Eva und Volker Zahn schreiben in Köln-Sülz Drehbücher für bekannte Fernsehproduktionen.

Köln – Eine Dachgeschosswohnung mit hohen Decken in Köln-Sülz. Zwei Schreibtische vor einer Bücherwand, die nur mit Hilfe einer Leiter zu erklimmen ist. Hier entstehen Geschichten, die zum besten zählen, was der deutsche Film aktuell zu bieten hat.

Der Vorspann

Für ihr Drehbuch zum Fernsehfilm „Mobbing“ sind die Kölner Eva und Volker A. Zahn dieses Jahr wieder für den Adolf-Grimme-Preis nominiert worden. „Wir waren knapp dran, ist aber nicht schlimm, dass wir nicht gewonnen haben“, sagt Volker Zahn. Sie haben den Preis ja schon gewonnen. Dass der Deutsche Fernsehpreis verschrottet wird, finden sie gut. Weil der Preis seit vier Jahren nur noch an Hauptdarsteller und die Filme als Ganzes verliehen wird – und so die Idee, auch Komponisten, Kameraleute, Cutter, Autoren und andere Kreative mal zu würdigen, ohnehin begraben war.

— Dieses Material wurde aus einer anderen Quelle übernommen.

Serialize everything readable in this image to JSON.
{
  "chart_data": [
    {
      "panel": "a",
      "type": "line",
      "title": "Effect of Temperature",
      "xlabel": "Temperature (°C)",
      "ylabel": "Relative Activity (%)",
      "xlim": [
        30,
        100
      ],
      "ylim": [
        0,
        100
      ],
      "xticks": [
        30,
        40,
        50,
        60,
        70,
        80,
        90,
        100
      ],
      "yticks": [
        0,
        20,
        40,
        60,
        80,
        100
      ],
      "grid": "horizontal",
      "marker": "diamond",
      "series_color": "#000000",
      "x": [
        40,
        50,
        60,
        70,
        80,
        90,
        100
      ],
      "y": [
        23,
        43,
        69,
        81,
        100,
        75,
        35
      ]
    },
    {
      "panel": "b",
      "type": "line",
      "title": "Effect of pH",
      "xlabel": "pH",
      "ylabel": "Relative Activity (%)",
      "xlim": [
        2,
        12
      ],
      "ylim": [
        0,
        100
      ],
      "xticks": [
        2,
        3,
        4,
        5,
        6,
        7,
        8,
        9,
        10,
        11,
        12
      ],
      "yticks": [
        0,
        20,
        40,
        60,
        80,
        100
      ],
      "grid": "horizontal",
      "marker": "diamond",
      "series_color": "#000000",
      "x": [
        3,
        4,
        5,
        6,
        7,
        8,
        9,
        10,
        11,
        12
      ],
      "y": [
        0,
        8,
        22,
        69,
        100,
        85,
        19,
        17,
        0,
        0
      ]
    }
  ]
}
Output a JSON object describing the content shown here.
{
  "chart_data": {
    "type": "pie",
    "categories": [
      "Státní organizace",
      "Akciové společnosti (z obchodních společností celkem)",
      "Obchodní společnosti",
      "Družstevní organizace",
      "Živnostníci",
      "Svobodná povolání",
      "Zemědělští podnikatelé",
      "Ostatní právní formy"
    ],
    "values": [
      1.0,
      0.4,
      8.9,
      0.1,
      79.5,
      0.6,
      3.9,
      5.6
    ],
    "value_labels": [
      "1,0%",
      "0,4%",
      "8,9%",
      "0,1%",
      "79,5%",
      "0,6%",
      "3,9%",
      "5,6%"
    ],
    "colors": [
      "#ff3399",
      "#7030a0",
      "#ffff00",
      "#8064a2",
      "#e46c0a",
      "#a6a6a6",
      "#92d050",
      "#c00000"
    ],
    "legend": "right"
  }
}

Drehbuchautoren sind die Ideengeber für Filme. Sie, nicht die Regisseure, denken sich die Geschichten aus. Das Ehepaar Zahn hat mehr als 100 verfilmte Drehbücher geschrieben, darunter mehrere Tatort-Folgen (im Oktober erscheint ein Ludwigshafen-Tatort von ihnen, gerade haben sie einen Kiel-Tatort abgeschlossen), Bella-Block-, Das Duo- und Ein-starkes-Team-Episoden sowie Fernsehspiele. Mit Hilfe von vier für ihre Karriere wichtigen Filmen erklären sie, was ein Drehbuch ausmacht – und wie ihre Ideen entstehen.

Das Paar geht auf der Berrenrather Straße an einem Kiosk vorbei. Der „Spiegel“ titelt mit einer Geschichte über Staatsanwälte. „Wie unabhängig sind deutsche Gerichte? Wäre ein gutes Filmthema“, findet Volker. „Es braucht einen gesellschaftlichen Konflikt, das reicht schon“, sagt seine Frau.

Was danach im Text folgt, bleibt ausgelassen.